Tom Aikens on sustainable fishing

Looking back over the summer, it seems like we got a raw deal. The whole month of July was a complete washout, with flash floods throughout the UK and the rest of Europe basking in a heat wave of 40˚C plus. I visited a Lincolnshire potato farmer in July and he doesn’t know how much of his potato crop he’ll be able to harvest.

The news seems to be full of how we can save the planet and how it’s cool to be Green which is great, but I hope people are doing it for the right reasons. It scares me at what a rapid pace things happen it all has to be instant, at a click of a button. We’re too impatient and want things now, rather than allowing things to develop naturally and as nature intended. We take as much as we can without thinking about the consequences of what might happen, be it ripping down rainforests looking for fossil fuels, polluting the atmosphere with greenhouse gases, or plundering sealife to the edge of extinction. Since January, I’ve been researching all about fish for Tom’s Place, my fish-and-chip shop. I’ve been to Newlyn in Cornwall several times to meet fisherman and have been out to sea with them to work on the boats it’s a very difficult life indeed.

Sadly, in some parts of the coast around the UK, the fishing industry has suffered a slow death through over-fishing and incorrect information about quotas and stock levels of fish. It’s happened all round the world where there was once a seemingly never-ending supply of fish that’s now almost gone from the Grand Banks of Canada to Western Africa, Newfoundland, New Zealand, Japan and the North Sea. The list goes on. You could ask why we don’t stop fishing in some parts of the world to let the stocks replenish themselves, but the answer isn’t that simple. It’s down to many things, but the main cause will be greed. The case of tuna is particularly shocking. I wouldn’t be surprised if it were wiped out in the next 15 to 20 years in the wild, but then there will, of course, be farmed stocks.

I would love to educate my customers about the amazing fish available besides the usual cod, haddock and plaice, which are on the endangered list, at risk of being over-fished.
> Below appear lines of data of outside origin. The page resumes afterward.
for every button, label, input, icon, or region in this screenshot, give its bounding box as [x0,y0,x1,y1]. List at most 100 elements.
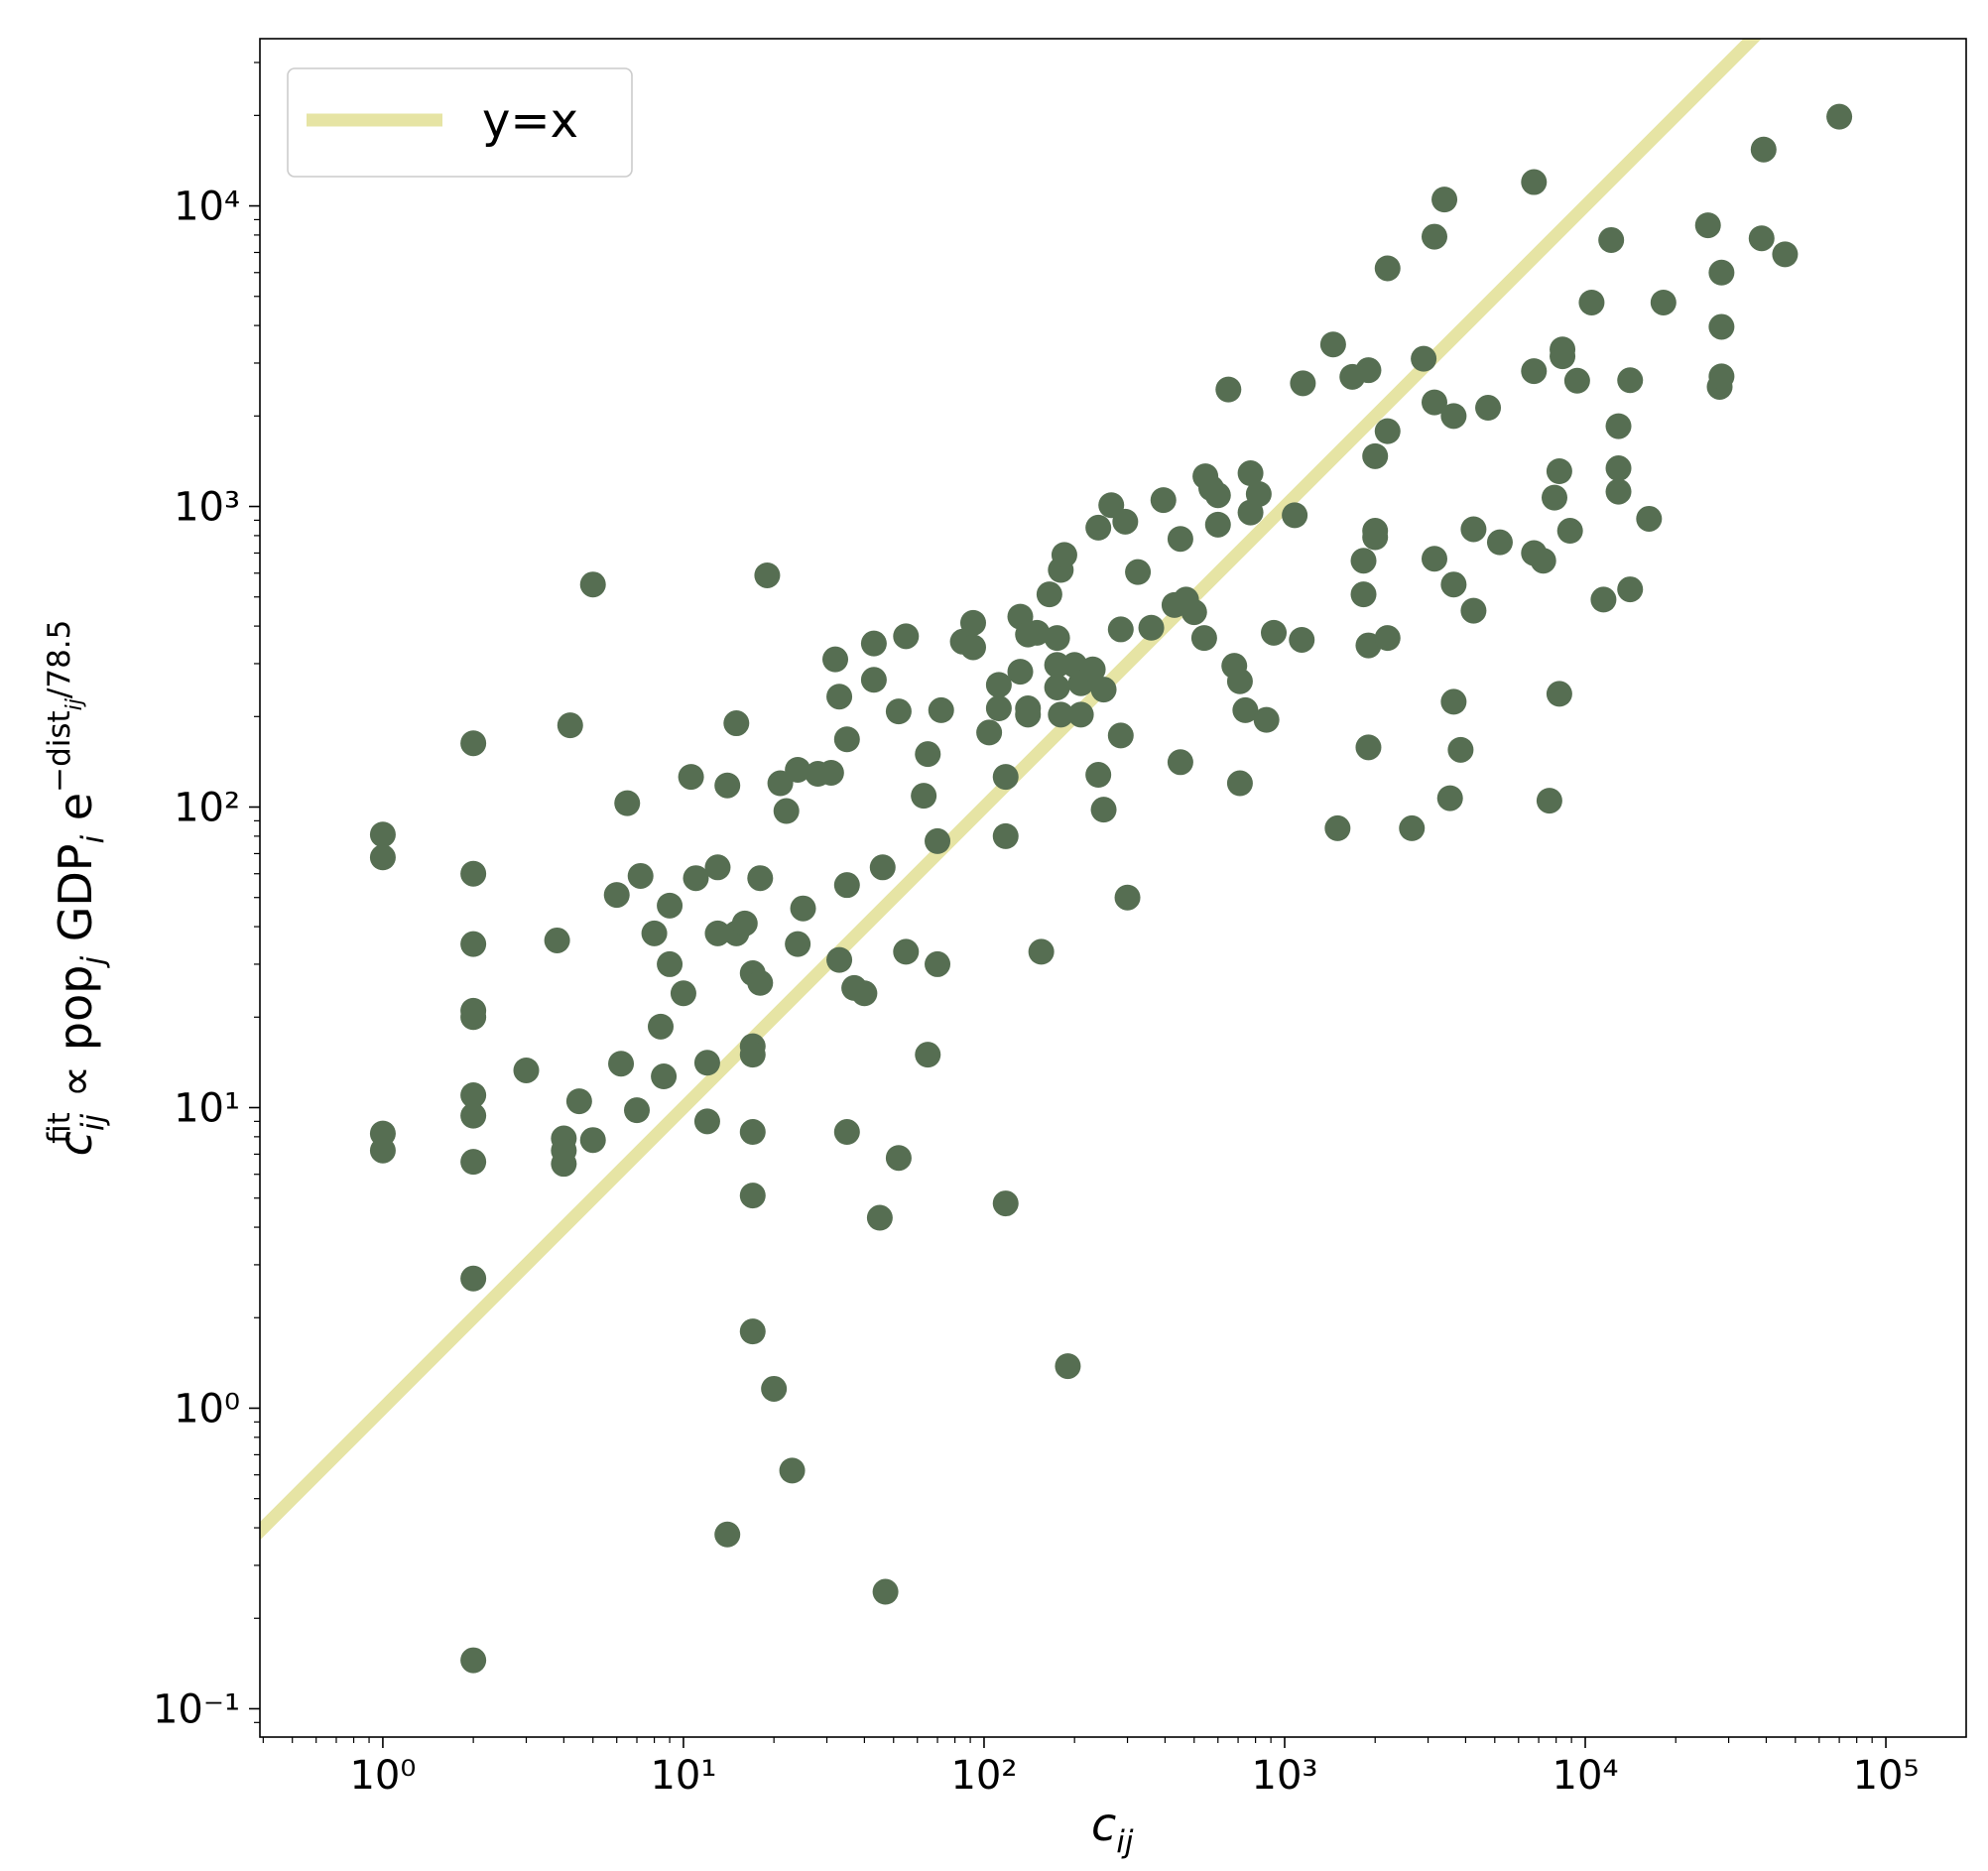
point [460,860,487,887]
point [369,1137,396,1164]
point [1204,511,1231,538]
point [1578,289,1605,315]
point [670,980,696,1007]
point [460,730,487,757]
point [790,895,816,922]
point [1411,345,1437,372]
point [893,623,920,650]
y-tick-label: 10⁴ [174,185,240,230]
point [704,920,731,946]
point [1204,482,1231,509]
y-tick-label: 10³ [174,485,240,531]
x-tick-label: 10³ [1252,1753,1318,1799]
legend-label: y=x [482,93,578,149]
point [1226,770,1253,797]
point [1826,103,1853,130]
point [915,1042,941,1068]
point [1556,518,1583,545]
point [1708,363,1735,390]
point [1617,367,1644,394]
point [779,1457,806,1484]
point [624,1097,651,1124]
point [959,609,986,636]
point [1067,701,1094,728]
point [925,827,951,854]
point [551,1151,577,1178]
label-part: ∝ pop [49,965,102,1113]
point [925,950,951,977]
point [1541,484,1567,511]
point [1440,403,1467,430]
point [1350,548,1377,574]
x-axis-label: cij [1091,1798,1134,1860]
point [1748,225,1775,252]
point [460,931,487,957]
label-part: fit [42,1112,77,1144]
point [1245,480,1272,507]
point [1399,814,1426,841]
point [822,646,849,673]
point [833,872,860,899]
point [851,980,878,1007]
point [1114,884,1141,911]
point [369,821,396,848]
label-part: j [75,956,111,969]
point [1536,788,1562,814]
point [885,698,912,725]
point [1215,376,1242,403]
point [767,770,794,797]
point [739,1183,766,1209]
point [557,712,583,739]
y-tick-label: 10⁻¹ [153,1686,240,1732]
legend-box [287,67,633,178]
point [1708,259,1735,286]
point [1107,722,1134,749]
label-part: /78.5 [42,620,77,698]
point [1598,226,1625,253]
point [1125,559,1152,585]
point [1079,656,1106,683]
point [885,1145,912,1172]
point [911,783,937,810]
point [731,910,758,936]
point [992,822,1019,849]
point [1362,524,1389,551]
point [817,759,844,786]
point [513,1057,540,1083]
label-part: GDP [49,843,102,955]
point [647,1013,674,1040]
point [460,1149,487,1176]
y-tick-label: 10² [174,786,240,831]
point [1590,586,1617,613]
point [1350,581,1377,608]
point [1324,814,1351,841]
point [627,862,654,889]
point [657,892,683,919]
point [565,1088,592,1115]
point [1521,169,1548,195]
point [826,946,853,973]
point [723,710,750,737]
point [1460,516,1487,543]
point [1055,1353,1081,1380]
point [1617,576,1644,603]
point [460,1081,487,1108]
point [678,764,704,791]
point [1431,187,1458,213]
point [1605,478,1632,505]
point [1290,370,1316,397]
point [1085,514,1112,541]
y-tick-label: 10⁰ [174,1386,240,1432]
point [1440,688,1467,715]
point [1546,458,1572,485]
point [1138,614,1165,641]
point [1024,619,1051,646]
x-tick-label: 10⁴ [1553,1753,1619,1799]
point [1605,455,1632,482]
point [747,865,774,892]
point [785,756,811,783]
point [928,696,954,723]
point [872,1578,899,1605]
label-part: i [75,834,111,843]
point [866,1204,893,1231]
At Tom’s Place, all the fish and chips will be cooked in the traditional beef dripping, or, for the more health conscious, rape-seed oil. All the fish will come direct from Newlyn from a group of fishermen that I’ve got together, who all fish in the correct manner and really respect what they catch. I’ll be using fish that will change with the seasons, and offering different varieties that are more sustainable and even tastier, such as pollock, ling, gurnard, megrim sole and ray. Ray is in the same family as skate and tastes amazing. Pollock and ling are in the same family as cod, and the megrim sole is, of course, related to the dover and lemon sole. It’s not used much at all in this country and most of the time is exported to France and Spain, as they seem to appreciate it more than we do, which is our loss. They are all extremely delicious types of fish and all fry and cook really well (see this month’s recipe).

I’ve even made a film just for the shop which will show where I get my fish from, what’s it like to be a fisherman, and all the other people who are involved in the fishing industry, from the fisheries officer to the scientists and some of the environmentalists as well. I hope it’ll help my customers to understand the trouble that all these people go to to get this great fish to me and then to you. As you can imagine, I’m very excited about the shop’s opening at the end of this month.